For these chemicals that I just mentioned, I am investigating how to make microorganisms in the pharmaceuticals, that are in our systems, pesticides, plastics, these forever chemicals, the PFAS. I’m looking at how I can get microbes to eat up those compounds. So how to make microbes eat up these chemicals. So what you do is you look in the environment, you’re trying to find the microbes there. Maybe in places where these compounds are present, then you have more luck. You take microbes from those environments, you go to the lab and you feed these microbes these chemicals continuously.
So you give them all the time pharmaceuticals or plastics or forever chemicals. And then eventually, like also we see in nature, they evolve and they start to grow. And when you have been growing them enough, you can maybe put them back in the environment. That’s called bioremediation. Bioremediation has been applied since the 60s, to remediate soils or to clean up soils that are contaminated with hydrocarbons that come from oil and fossil fuels. And we’ve seen that it has been very successful. We just haven’t used this concept in water treatment systems yet. And I think we really have some opportunities there.

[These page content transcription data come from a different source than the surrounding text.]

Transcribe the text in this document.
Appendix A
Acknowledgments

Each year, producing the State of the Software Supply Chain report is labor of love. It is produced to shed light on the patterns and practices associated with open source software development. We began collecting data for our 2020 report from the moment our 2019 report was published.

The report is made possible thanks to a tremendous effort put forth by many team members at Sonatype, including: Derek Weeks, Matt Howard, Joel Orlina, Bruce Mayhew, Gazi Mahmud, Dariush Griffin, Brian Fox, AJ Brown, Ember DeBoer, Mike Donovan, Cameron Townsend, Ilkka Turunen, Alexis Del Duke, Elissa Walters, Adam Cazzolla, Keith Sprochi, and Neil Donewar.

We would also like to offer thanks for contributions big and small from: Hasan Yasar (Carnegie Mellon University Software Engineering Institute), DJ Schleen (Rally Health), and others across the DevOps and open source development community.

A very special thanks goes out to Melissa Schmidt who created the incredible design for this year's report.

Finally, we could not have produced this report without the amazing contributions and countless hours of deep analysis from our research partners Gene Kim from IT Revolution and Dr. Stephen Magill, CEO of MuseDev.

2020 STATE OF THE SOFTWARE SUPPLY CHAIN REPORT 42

What is preventing rapid adoption of this is we seem to prefer these other methods that I mentioned. So this physical chemical methods like oxidation and membranes, because they are methods that are robust, they’re reliable. They give you what you need. Microbes are difficult, more difficult to work with. They are less predictable. And we seem to be a little bit afraid of applying those at full scale.
But if you look at history, we see that water treatment has improved since we used biological treatments, so we know how to deal with microbes at full scale. And I think we’re just, you know, at the beginning of figuring out how to use them for more.